What makes a smart battery "smart"? What technology is contained within the batter of my pda for example that makes it power my device? In my first two articles of the series Dissecting A Smart Battery I discussed some of the specialized hardware contained in the smart battery including the connector, the fuse, the charge and discharge FETs, the cell pack, and the the sense resistor. In my final article of the series “Dissecting A Smart Battery” I would like to round out some fother important features of the smart battery.

As we have done in the first two parts of Dissecting A Smart Battery let’s recap the specialized hardware we have talked about. Included in the smart battery are the following specialized hardware:

1. the connector
2. the fuse
3. the charge and discharge FETs
4. the cell pack
5. the sense resistor (RSENSE)
6. the primary and secondary protection ICs
7. the fuel-gauge IC
8. the thermistor
9. the pc board
10. the EEPROM

The Primary and Secondary Protection IC

Integrated Power Management Circuits protects against over-voltage, and under-voltage conditions and they maximize battery life between charges, minimize charging times, and improve overall battery life. Batteries for PDAs, MP3s, Digital Cameras, and Laptops for example have designed within them integrated power management circuits that insure that the deliverance of reliable power is properly managed. Without these power management integrated circuits even fine tuned handhelds will exhibit problems such as over-voltage, and under-voltage conditions. Incidentally, overcharging is potentially a very dangerous problem. Overcharging is the state of charging a battery beyond its electrical capacity, which can lead to a battery explosion, leakage, or irreversible damage to the battery. It may also cause damage to the charger or device in which the overcharged battery is later used.

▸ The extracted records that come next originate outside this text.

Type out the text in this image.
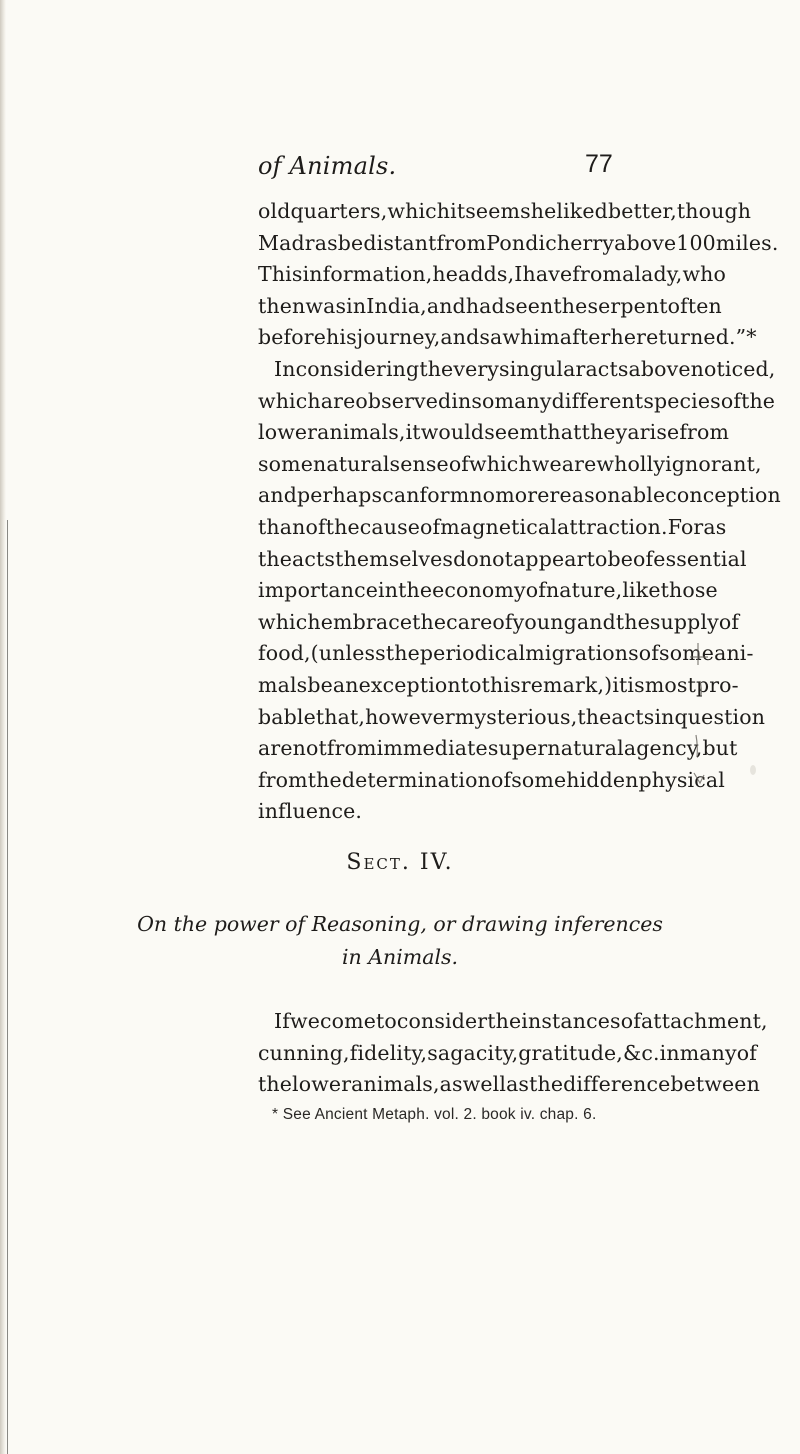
of Animals.	77
old quarters, which it seems he liked better, though
Madras be distant from Pondicherry above 100 miles.
This information, he adds, I have from a lady, who
then was in India, and had seen the serpent often
before his journey, and saw him after he returned.”*
In considering the very singular acts above noticed,
which are observed in so many different species of the
lower animals, it would seem that they arise from
some natural sense of which we are wholly ignorant,
and perhaps can form no more reasonable conception
than of the cause of magnetical attraction. For as
the acts themselves do not appear to be of essential
importance in the economy of nature, like those
which embrace the care of young and the supply of
food, (unless the periodical migrations of some ani-
mals be an exception to this remark,) it is most pro-
bable that, however mysterious, the acts in question
are not from immediate supernatural agency, but
from the determination of some hidden physical
influence.
Sect. IV.
On the power of Reasoning, or drawing inferences
in Animals.
If we come to consider the instances of attachment,
cunning, fidelity, sagacity, gratitude, &c. in many of
the lower animals, as well as the difference between
* See Ancient Metaph. vol. 2. book iv. chap. 6.
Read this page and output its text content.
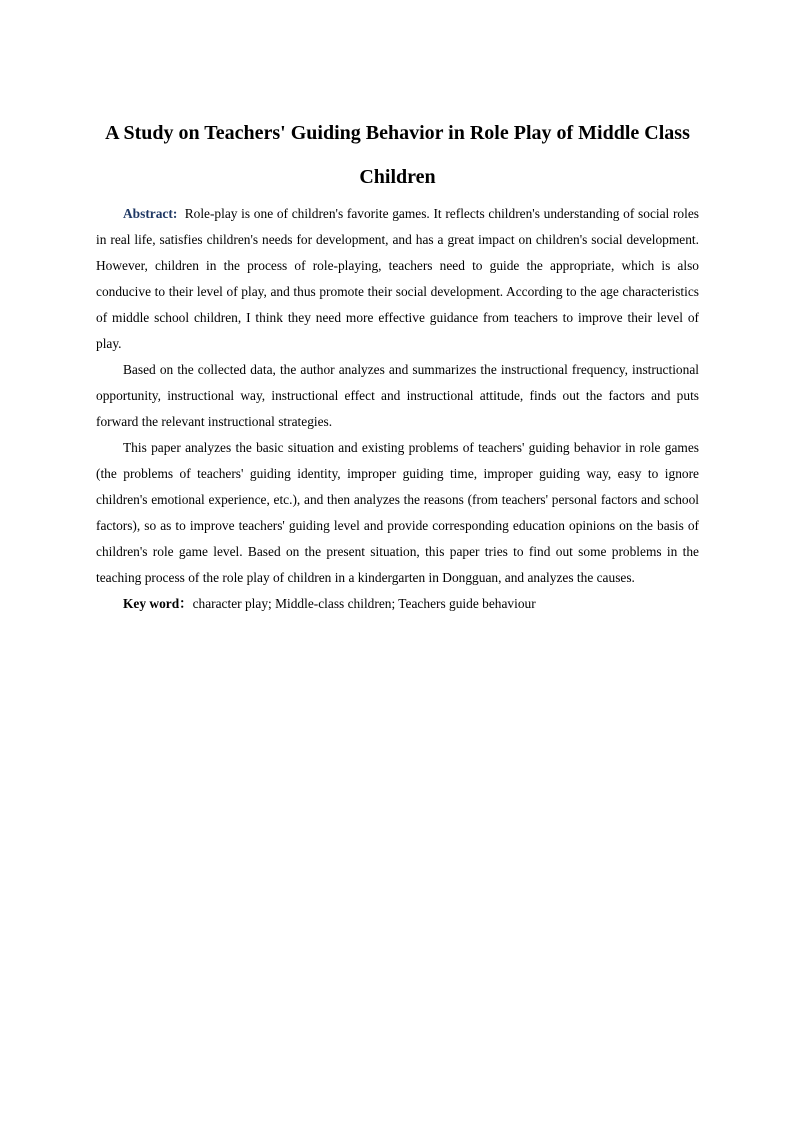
A Study on Teachers' Guiding Behavior in Role Play of Middle Class Children

Abstract: Role-play is one of children's favorite games. It reflects children's understanding of social roles in real life, satisfies children's needs for development, and has a great impact on children's social development. However, children in the process of role-playing, teachers need to guide the appropriate, which is also conducive to their level of play, and thus promote their social development. According to the age characteristics of middle school children, I think they need more effective guidance from teachers to improve their level of play.

Based on the collected data, the author analyzes and summarizes the instructional frequency, instructional opportunity, instructional way, instructional effect and instructional attitude, finds out the factors and puts forward the relevant instructional strategies.

This paper analyzes the basic situation and existing problems of teachers' guiding behavior in role games (the problems of teachers' guiding identity, improper guiding time, improper guiding way, easy to ignore children's emotional experience, etc.), and then analyzes the reasons (from teachers' personal factors and school factors), so as to improve teachers' guiding level and provide corresponding education opinions on the basis of children's role game level. Based on the present situation, this paper tries to find out some problems in the teaching process of the role play of children in a kindergarten in Dongguan, and analyzes the causes.

Key word：character play; Middle-class children; Teachers guide behaviour
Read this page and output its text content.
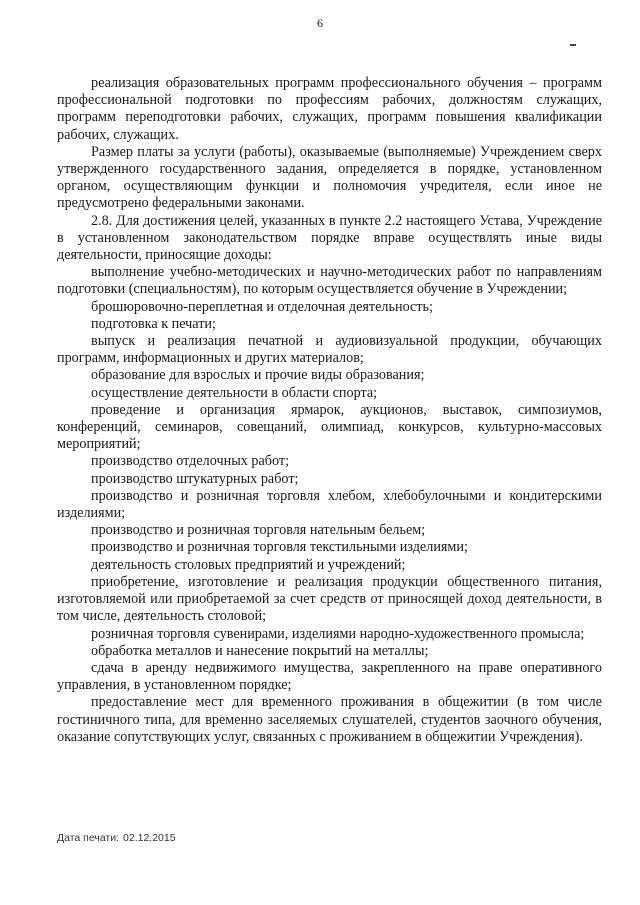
6

реализация образовательных программ профессионального обучения – программ профессиональной подготовки по профессиям рабочих, должностям служащих, программ переподготовки рабочих, служащих, программ повышения квалификации рабочих, служащих.

Размер платы за услуги (работы), оказываемые (выполняемые) Учреждением сверх утвержденного государственного задания, определяется в порядке, установленном органом, осуществляющим функции и полномочия учредителя, если иное не предусмотрено федеральными законами.

2.8. Для достижения целей, указанных в пункте 2.2 настоящего Устава, Учреждение в установленном законодательством порядке вправе осуществлять иные виды деятельности, приносящие доходы:

выполнение учебно-методических и научно-методических работ по направлениям подготовки (специальностям), по которым осуществляется обучение в Учреждении;

брошюровочно-переплетная и отделочная деятельность;

подготовка к печати;

выпуск и реализация печатной и аудиовизуальной продукции, обучающих программ, информационных и других материалов;

образование для взрослых и прочие виды образования;

осуществление деятельности в области спорта;

проведение и организация ярмарок, аукционов, выставок, симпозиумов, конференций, семинаров, совещаний, олимпиад, конкурсов, культурно-массовых мероприятий;

производство отделочных работ;

производство штукатурных работ;

производство и розничная торговля хлебом, хлебобулочными и кондитерскими изделиями;

производство и розничная торговля нательным бельем;

производство и розничная торговля текстильными изделиями;

деятельность столовых предприятий и учреждений;

приобретение, изготовление и реализация продукции общественного питания, изготовляемой или приобретаемой за счет средств от приносящей доход деятельности, в том числе, деятельность столовой;

розничная торговля сувенирами, изделиями народно-художественного промысла;

обработка металлов и нанесение покрытий на металлы;

сдача в аренду недвижимого имущества, закрепленного на праве оперативного управления, в установленном порядке;

предоставление мест для временного проживания в общежитии (в том числе гостиничного типа, для временно заселяемых слушателей, студентов заочного обучения, оказание сопутствующих услуг, связанных с проживанием в общежитии Учреждения).

Дата печати: 02.12.2015
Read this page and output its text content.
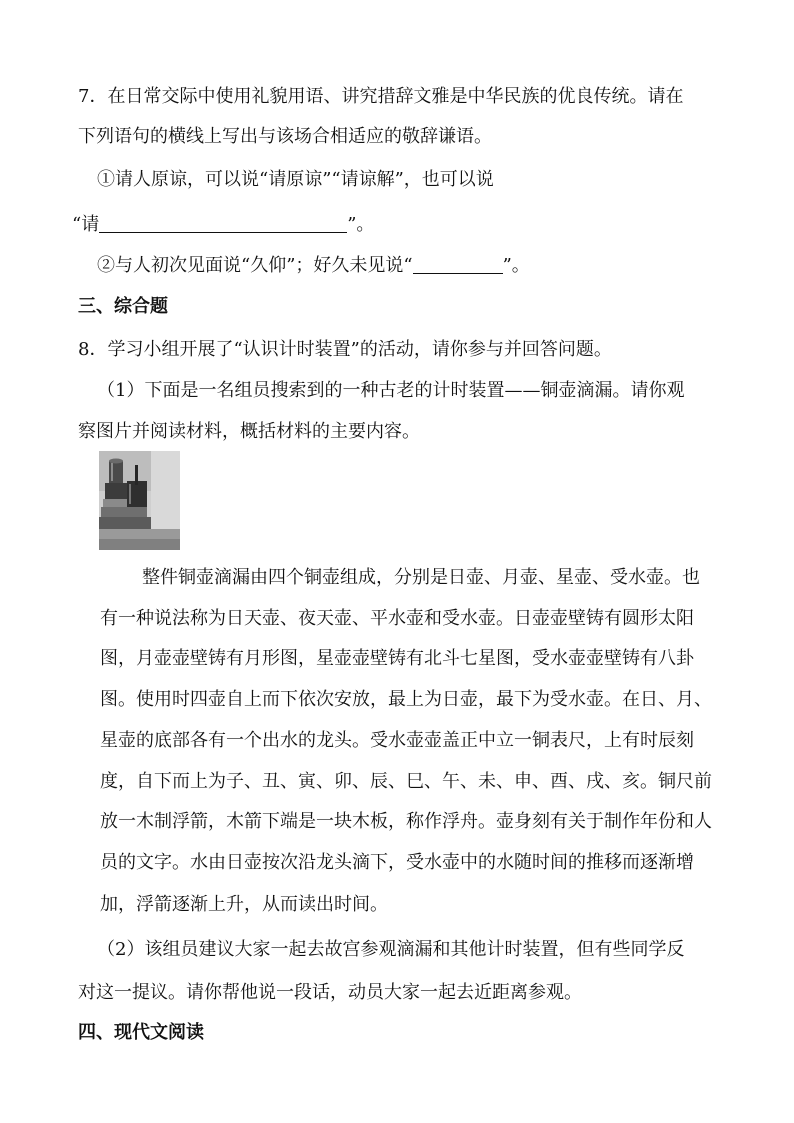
7．在日常交际中使用礼貌用语、讲究措辞文雅是中华民族的优良传统。请在

下列语句的横线上写出与该场合相适应的敬辞谦语。

①请人原谅，可以说“请原谅”“请谅解”，也可以说

“请	”。

②与人初次见面说“久仰”；好久未见说“	”。

三、综合题

8．学习小组开展了“认识计时装置”的活动，请你参与并回答问题。

（1）下面是一名组员搜索到的一种古老的计时装置——铜壶滴漏。请你观

察图片并阅读材料，概括材料的主要内容。

整件铜壶滴漏由四个铜壶组成，分别是日壶、月壶、星壶、受水壶。也

有一种说法称为日天壶、夜天壶、平水壶和受水壶。日壶壶壁铸有圆形太阳

图，月壶壶壁铸有月形图，星壶壶壁铸有北斗七星图，受水壶壶壁铸有八卦

图。使用时四壶自上而下依次安放，最上为日壶，最下为受水壶。在日、月、

星壶的底部各有一个出水的龙头。受水壶壶盖正中立一铜表尺，上有时辰刻

度，自下而上为子、丑、寅、卯、辰、巳、午、未、申、酉、戌、亥。铜尺前

放一木制浮箭，木箭下端是一块木板，称作浮舟。壶身刻有关于制作年份和人

员的文字。水由日壶按次沿龙头滴下，受水壶中的水随时间的推移而逐渐增

加，浮箭逐渐上升，从而读出时间。

（2）该组员建议大家一起去故宫参观滴漏和其他计时装置，但有些同学反

对这一提议。请你帮他说一段话，动员大家一起去近距离参观。

四、现代文阅读
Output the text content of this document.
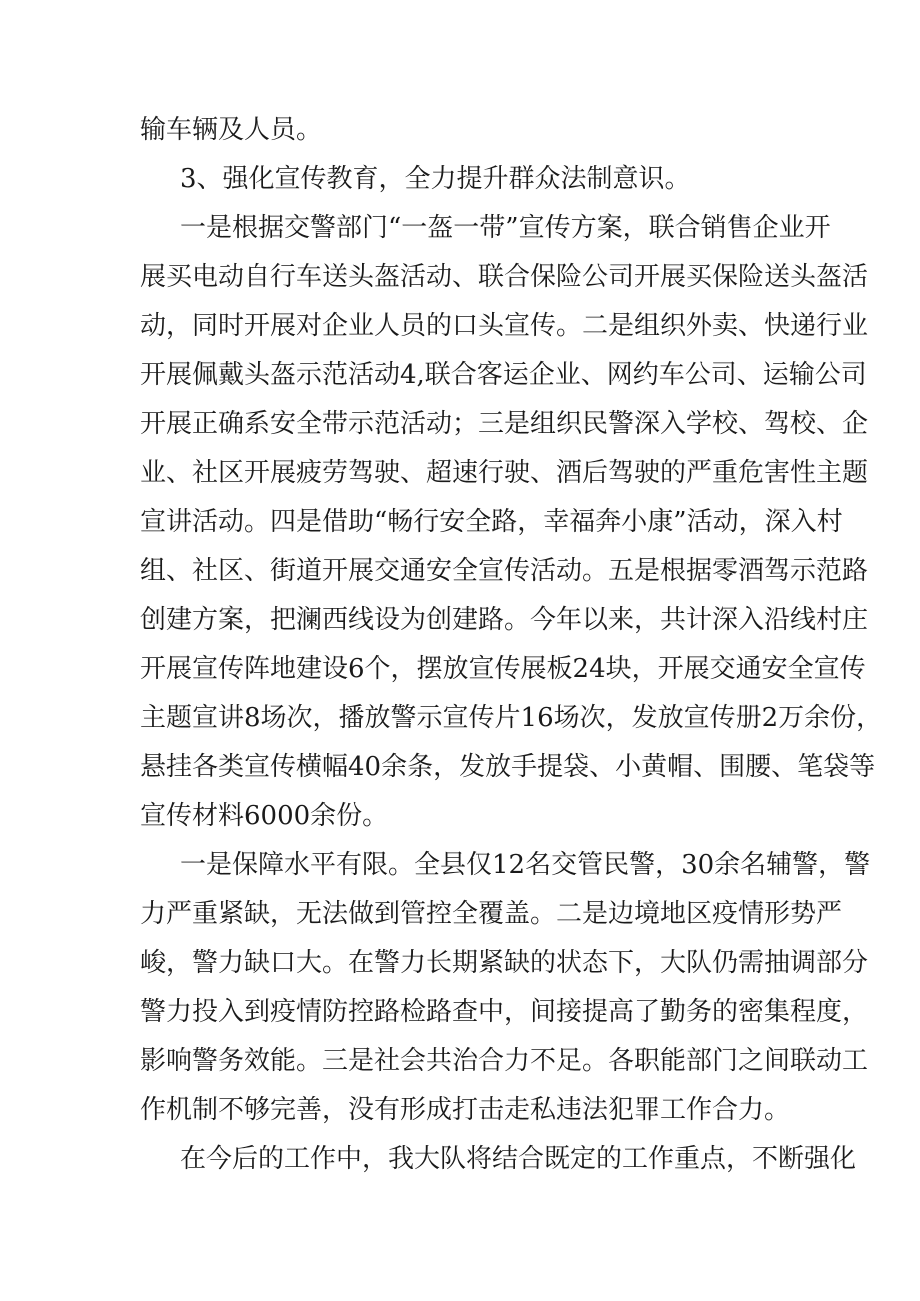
输车辆及人员。
3、强化宣传教育，全力提升群众法制意识。
一是根据交警部门“一盔一带”宣传方案，联合销售企业开
展买电动自行车送头盔活动、联合保险公司开展买保险送头盔活
动，同时开展对企业人员的口头宣传。二是组织外卖、快递行业
开展佩戴头盔示范活动4,联合客运企业、网约车公司、运输公司
开展正确系安全带示范活动；三是组织民警深入学校、驾校、企
业、社区开展疲劳驾驶、超速行驶、酒后驾驶的严重危害性主题
宣讲活动。四是借助“畅行安全路，幸福奔小康”活动，深入村
组、社区、街道开展交通安全宣传活动。五是根据零酒驾示范路
创建方案，把澜西线设为创建路。今年以来，共计深入沿线村庄
开展宣传阵地建设6个，摆放宣传展板24块，开展交通安全宣传
主题宣讲8场次，播放警示宣传片16场次，发放宣传册2万余份，
悬挂各类宣传横幅40余条，发放手提袋、小黄帽、围腰、笔袋等
宣传材料6000余份。
一是保障水平有限。全县仅12名交管民警，30余名辅警，警
力严重紧缺，无法做到管控全覆盖。二是边境地区疫情形势严
峻，警力缺口大。在警力长期紧缺的状态下，大队仍需抽调部分
警力投入到疫情防控路检路查中，间接提高了勤务的密集程度，
影响警务效能。三是社会共治合力不足。各职能部门之间联动工
作机制不够完善，没有形成打击走私违法犯罪工作合力。
在今后的工作中，我大队将结合既定的工作重点，不断强化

An integrated circuit in general is a miniaturized electronic circuit. An electrical circuit is a network that has a closed loop, giving a return path for current. The goals of integrated circuits are multifaceted, for example when designing for signal processing integrated circuits apply a predefined operation on potential differences (measured in volts) or currents (measured in amperes). For batteries the use of integrated circuits with the goal of power management is integrated battery management which include voltage regulation and charging functions. Power management integrated circuits offer other key benefits as well including maximizing battery life between charges, minimize charging times, and improve battery life. The other critical aspect of power management integrated circuits is their functioning design to detect and monitor voltage levels in batteries. When certain parameter thresholds are exceeded or dangerous conditions exist, these “supervisory circuits” react through a programmable logic design to protect the monitored system and correct problems as programmed. Supervisory circuits are known by a variety of names, including battery monitors, power supply monitors, supply supervisory circuits and reset circuits. They perform critical functions including power-on-reset (POR) protection to ensure that processors always start at the same address during power-up. Without POR, even well-functioning systems can exhibit problems during power-up, power-down, over-voltage, and under-voltage conditions.

The Fuel-gauge IC

We may all be familiar with the battery charge indicator on our device. The little blinking light or bar meter indicator that let’s us know when we need to recharge our battery. But did you know that the calculation of the remaining battery capacity (power) is performed within the battery and that calculation is transmitted to the device from within the battery to the device through the connector. The calculation of remaining battery capacity is performed by the fuel-gauge integrated circuit. The fuel-gauge stores cell characteristics and application parameters used in the calculations within the on-chip EEPROM (which we will discuss shortly). The available capacity registers report a conservative estimate of the amount of charge that can be removed given the current temperature, discharge rate, stored charge and application parameters. Capacity estimation is then reported in mAh remaining and percentage of full charge.

The Thermistor

A thermistor is a temperature-sensing element. The thermistor is used to determine starting temperature and prevent charging if the battery temperature is too low or too high. The battery charger also uses the thermistor as an external thermal sense that provides input to temperature sense for the fuel gauge.

The PC Board

All the components that we have discussed throughout the series on Dissecting A Smart Battery (the connector the fuse the charge and discharge FETs, the cell pack, the sense resistor, the primary and secondary protection ICs, the fuel-gauge IC, the thermistor) is at one point within the battery connected to a PC Board. The PC Board or printed circuit board is used to mechanically support and electrically connectthe aforementioned specialized hardware using conductive pathways, or traces, etched from copper sheets laminated onto a non-conductive substrate.

The EEPROM

Lastly I want to discuss the EEPROM, which stands for the electrically erasable programmable read only memory of the smart battery. It is a reference in effect to the user programmable integrated circuits memory devices which retain stored information in the absence of electrical power and in which the information may be altered electrically.